Here is a minimal validation pattern using Pydantic. It gives you a single place to enforce types and defaults.

 1
 2
 3
 4
 5
 6
 7
 8
 9
10
11
12
13
14
15
from pydantic import BaseModel, Field, conlist, confloat

class EvaluationV1(BaseModel):
    overall_score: confloat(ge=0, le=100)
    confidence: confloat(ge=0, le=1)
    strengths: conlist(str, min_length=1) = Field(default_factory=list)
    gaps: conlist(str, min_length=0) = Field(default_factory=list)
    recommendation: str | None = None

def parse_evaluation(payload: dict) -> EvaluationV1:
    return EvaluationV1.model_validate(payload)

# Example usage:
# evaluation = parse_evaluation(structured)
# store(evaluation.model_dump(), schema_version="v1")

This buys you two things:

  • Your downstream code stays stable even if your prompts evolve.
  • You can change the contract intentionally by introducing EvaluationV2.

Why this matters beyond AI

Structured output creates a boundary.

It turns AI from a conversation into a service dependency.

Once that boundary exists:

  • Validation shifts left
  • Persistence becomes straightforward
  • Observability improves
  • Testing becomes possible

You can now write tests against the shape of AI output.

That is a meaningful step toward production readiness.


Practical lessons learned

Smaller schemas work better.
Separate signals from explanation.
Confidence changes automation.
Treat schema as versioned contract.
Failure modes improve.


What changed in the platform

Introducing structured output didn’t add complexity.

It removed it.

The workflow became:

  • more predictable
  • easier to debug
  • safer to evolve
  • easier to test
  • cheaper to maintain

AI began to feel less magical and more like infrastructure.


Zooming out

We are moving from prompt engineering toward interface design. The question is no longer what you should ask the model. The question is what contract should exist between the model and the system.
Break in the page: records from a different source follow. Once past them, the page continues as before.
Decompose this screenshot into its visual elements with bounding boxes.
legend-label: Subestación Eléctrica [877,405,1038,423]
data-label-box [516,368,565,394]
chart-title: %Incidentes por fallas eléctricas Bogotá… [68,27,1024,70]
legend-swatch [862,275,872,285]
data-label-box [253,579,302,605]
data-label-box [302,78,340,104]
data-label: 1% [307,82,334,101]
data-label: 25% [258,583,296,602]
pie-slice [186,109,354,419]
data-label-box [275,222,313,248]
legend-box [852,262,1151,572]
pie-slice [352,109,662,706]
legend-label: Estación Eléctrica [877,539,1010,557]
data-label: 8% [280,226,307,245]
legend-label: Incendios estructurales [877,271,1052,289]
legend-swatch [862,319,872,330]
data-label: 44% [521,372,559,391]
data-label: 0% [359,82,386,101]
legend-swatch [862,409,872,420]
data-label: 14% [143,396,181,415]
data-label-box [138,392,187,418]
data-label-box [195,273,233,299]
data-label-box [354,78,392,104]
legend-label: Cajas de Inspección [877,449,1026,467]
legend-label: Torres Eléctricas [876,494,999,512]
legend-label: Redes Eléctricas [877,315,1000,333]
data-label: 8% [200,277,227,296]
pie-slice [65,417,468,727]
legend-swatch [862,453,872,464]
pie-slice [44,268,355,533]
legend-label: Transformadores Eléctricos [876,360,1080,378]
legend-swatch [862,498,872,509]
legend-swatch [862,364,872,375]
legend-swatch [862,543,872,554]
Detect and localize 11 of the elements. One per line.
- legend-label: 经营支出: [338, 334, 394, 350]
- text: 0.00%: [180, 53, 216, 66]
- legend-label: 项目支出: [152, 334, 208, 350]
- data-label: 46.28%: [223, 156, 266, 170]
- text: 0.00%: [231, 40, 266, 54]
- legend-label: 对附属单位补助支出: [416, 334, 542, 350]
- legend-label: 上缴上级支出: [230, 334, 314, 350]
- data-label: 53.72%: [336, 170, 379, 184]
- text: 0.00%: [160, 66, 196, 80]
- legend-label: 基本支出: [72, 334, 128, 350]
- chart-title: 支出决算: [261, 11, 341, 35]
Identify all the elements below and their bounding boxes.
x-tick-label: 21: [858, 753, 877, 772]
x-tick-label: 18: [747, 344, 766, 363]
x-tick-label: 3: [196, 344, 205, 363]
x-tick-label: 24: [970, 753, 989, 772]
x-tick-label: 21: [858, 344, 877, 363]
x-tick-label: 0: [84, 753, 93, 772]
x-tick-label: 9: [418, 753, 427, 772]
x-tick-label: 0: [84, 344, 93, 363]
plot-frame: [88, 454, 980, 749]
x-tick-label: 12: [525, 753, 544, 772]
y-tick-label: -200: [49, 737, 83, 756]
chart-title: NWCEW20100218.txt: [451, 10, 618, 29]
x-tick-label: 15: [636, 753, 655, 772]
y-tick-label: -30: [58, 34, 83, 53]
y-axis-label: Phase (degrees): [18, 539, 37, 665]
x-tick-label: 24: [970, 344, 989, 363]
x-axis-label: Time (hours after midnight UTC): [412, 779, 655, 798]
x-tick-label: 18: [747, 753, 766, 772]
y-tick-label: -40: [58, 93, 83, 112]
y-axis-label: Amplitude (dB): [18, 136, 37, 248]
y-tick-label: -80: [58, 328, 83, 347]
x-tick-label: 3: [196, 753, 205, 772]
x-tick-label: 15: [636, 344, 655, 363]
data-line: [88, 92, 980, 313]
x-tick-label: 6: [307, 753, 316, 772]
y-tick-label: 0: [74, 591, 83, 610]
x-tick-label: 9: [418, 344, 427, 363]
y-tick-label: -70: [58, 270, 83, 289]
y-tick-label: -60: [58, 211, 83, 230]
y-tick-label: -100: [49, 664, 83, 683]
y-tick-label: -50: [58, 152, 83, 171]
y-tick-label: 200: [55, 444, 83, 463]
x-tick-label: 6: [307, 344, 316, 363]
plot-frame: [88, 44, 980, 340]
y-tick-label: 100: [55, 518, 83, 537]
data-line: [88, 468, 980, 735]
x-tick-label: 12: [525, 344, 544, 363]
Structured output makes that explicit and nudges architects to design AI the same way we design APIs.

In early AI integrations, the hardest part is not calling the model. It is trusting the result. Structured output helps earn that trust, not because it makes the model smarter, but because it makes the system clearer. And clarity scales. For builders, that is the real value.